In this project, students learned about geometry and algebra by designing and creating their own paper lanterns. At the same time, they explored various cultures around the world through the lens of important global issues. Their final product was be an original paper lantern that was part of an auction to raise awareness and funds for a community improvement project of their choice through the non-profit organization, Lantern Projects.

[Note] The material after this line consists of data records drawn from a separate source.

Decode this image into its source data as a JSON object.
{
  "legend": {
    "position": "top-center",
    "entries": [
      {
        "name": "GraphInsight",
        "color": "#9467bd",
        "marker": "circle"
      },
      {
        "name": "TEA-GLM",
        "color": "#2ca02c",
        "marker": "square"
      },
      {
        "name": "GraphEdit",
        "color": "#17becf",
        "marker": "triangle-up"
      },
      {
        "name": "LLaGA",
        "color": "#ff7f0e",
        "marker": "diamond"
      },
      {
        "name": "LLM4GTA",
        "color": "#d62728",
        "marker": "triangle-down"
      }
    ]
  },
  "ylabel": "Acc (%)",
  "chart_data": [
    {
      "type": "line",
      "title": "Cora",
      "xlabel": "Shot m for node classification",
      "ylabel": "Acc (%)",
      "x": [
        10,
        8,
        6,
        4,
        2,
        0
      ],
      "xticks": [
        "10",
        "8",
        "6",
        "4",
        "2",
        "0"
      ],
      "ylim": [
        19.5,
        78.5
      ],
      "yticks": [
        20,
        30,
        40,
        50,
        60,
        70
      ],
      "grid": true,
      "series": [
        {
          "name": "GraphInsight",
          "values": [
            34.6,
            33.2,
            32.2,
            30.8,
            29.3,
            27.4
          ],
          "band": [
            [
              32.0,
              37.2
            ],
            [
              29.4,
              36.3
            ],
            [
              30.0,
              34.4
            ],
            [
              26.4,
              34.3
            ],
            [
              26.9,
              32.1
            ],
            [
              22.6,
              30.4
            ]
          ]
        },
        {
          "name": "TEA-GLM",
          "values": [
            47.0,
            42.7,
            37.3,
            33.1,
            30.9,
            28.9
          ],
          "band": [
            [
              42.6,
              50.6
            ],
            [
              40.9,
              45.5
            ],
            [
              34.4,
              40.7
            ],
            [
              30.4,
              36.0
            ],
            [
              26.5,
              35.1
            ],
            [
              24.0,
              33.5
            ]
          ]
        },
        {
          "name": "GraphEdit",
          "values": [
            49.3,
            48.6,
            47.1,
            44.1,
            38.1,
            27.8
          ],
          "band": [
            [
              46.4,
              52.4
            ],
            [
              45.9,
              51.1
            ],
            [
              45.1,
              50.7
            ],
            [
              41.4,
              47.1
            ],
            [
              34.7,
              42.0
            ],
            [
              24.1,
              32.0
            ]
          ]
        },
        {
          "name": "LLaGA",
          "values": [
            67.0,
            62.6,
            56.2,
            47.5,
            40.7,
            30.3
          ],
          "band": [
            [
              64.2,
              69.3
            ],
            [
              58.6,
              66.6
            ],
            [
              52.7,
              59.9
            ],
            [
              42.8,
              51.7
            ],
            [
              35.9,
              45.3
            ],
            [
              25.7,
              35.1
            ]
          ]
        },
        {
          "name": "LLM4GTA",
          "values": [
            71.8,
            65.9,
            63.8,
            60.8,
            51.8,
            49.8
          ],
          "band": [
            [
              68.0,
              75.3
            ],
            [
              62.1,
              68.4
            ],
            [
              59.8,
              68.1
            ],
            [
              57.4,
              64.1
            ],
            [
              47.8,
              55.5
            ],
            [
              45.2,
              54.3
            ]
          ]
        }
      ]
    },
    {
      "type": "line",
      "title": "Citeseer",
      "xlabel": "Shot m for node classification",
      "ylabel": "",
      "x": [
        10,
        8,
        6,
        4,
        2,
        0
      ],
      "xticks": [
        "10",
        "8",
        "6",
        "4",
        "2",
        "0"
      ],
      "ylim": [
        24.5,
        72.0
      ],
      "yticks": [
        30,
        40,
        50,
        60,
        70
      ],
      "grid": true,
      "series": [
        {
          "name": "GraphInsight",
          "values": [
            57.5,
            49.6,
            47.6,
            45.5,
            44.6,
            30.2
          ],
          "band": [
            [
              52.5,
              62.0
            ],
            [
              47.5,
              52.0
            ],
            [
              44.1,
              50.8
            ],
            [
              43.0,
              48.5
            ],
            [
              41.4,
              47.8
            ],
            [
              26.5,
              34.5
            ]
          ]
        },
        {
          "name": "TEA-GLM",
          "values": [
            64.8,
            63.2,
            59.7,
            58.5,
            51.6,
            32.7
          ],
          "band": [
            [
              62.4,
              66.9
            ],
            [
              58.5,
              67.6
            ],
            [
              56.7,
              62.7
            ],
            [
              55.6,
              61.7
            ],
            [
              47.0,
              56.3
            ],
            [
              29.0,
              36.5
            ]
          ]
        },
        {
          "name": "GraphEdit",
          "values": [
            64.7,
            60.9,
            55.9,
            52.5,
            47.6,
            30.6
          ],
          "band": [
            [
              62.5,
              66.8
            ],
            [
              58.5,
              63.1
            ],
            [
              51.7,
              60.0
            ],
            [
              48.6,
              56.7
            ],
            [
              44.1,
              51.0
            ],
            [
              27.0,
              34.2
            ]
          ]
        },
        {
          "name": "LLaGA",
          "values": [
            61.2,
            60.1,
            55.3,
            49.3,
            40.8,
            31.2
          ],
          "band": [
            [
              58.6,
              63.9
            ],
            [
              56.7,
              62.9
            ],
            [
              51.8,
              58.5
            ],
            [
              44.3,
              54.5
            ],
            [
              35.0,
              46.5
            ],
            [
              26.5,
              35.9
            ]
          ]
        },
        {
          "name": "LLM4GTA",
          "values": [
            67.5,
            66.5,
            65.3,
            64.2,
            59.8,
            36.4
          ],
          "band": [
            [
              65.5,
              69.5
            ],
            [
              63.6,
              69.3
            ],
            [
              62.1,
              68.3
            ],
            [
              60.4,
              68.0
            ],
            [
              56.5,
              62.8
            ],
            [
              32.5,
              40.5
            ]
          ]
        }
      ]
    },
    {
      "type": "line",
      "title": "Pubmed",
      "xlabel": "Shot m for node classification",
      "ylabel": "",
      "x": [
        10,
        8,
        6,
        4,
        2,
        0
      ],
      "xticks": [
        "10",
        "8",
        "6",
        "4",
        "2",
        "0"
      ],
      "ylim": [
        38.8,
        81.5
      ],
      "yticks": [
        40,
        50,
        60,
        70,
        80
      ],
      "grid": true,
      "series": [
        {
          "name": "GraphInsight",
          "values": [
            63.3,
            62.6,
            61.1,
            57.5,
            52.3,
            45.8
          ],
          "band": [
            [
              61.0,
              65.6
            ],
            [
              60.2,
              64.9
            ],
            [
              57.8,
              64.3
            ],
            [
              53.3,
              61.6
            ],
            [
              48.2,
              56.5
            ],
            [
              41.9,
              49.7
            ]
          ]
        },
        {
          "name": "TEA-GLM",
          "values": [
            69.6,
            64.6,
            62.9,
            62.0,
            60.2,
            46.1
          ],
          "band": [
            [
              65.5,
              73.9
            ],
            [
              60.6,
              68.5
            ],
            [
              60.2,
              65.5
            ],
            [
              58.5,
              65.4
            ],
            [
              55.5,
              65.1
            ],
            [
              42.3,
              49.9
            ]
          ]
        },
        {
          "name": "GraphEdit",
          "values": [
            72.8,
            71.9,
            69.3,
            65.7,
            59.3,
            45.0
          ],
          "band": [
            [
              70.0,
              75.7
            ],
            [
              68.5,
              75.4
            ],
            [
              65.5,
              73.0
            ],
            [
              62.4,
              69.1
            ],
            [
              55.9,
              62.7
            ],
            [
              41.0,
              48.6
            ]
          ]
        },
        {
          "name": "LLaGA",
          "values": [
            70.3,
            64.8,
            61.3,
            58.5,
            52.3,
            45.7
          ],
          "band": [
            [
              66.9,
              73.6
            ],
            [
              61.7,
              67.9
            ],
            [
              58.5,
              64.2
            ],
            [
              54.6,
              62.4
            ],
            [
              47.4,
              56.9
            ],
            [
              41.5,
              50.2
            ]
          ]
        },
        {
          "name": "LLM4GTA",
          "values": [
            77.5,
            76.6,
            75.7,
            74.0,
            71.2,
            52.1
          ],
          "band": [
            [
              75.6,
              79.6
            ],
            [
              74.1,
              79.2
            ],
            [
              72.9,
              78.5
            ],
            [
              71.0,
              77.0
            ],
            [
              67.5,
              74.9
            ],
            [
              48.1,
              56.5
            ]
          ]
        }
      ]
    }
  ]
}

Students began by completing a geometry packet where they learned about angles, area, surface area, and volume. At the same time, they began researching a country of their choice based on the Lantern Projects organization. They had to find information about the community, culture, history, and why this particular project is needed in this particular part of the world. They wrote an informative/persuasive writing piece about the project they selected. Once students completed their geometry packets, they began building their lanterns. Each of the lanterns had diameters from one foot to three feet long and we made from wooden skewers and tissue paper. After completing their lanterns, students used the profit analysis packet to determine the number of lanterns they would need to sell in order offset their fixed and variable costs enough to make a profit for their lantern project. At our exhibition, guests purchased lanterns and lantern making kits and our proceeds went to the Lantern Projects chosen by each of our students.
- What are the needs of others around the world?
- How can we create a profit from selling lanterns?
- What polyhedrons make beautiful lanterns?
- Reading, writing, solving and graphing equations;
- Surface area;
- Persuasive writing;
- Research skills
Tissue paper, protractors, hot glue guns, mod podge, skewers, and pliers
“I chose to make a Stellated Dodecahedron lantern because it was an interesting and unusual shape. I didn’t want to do something easy and common. Getting every triangle to have the right angles was hard. I had to make 60 triangles and all had to be perfect if I wanted them to fit the right way. Many times I had to take apart the glued skewers and start over. I am proud of my craftsmanship on this project. I made sure everything was exactly perfect. I measured and pulled and cut and glued until my lantern shined.” – Sonya P.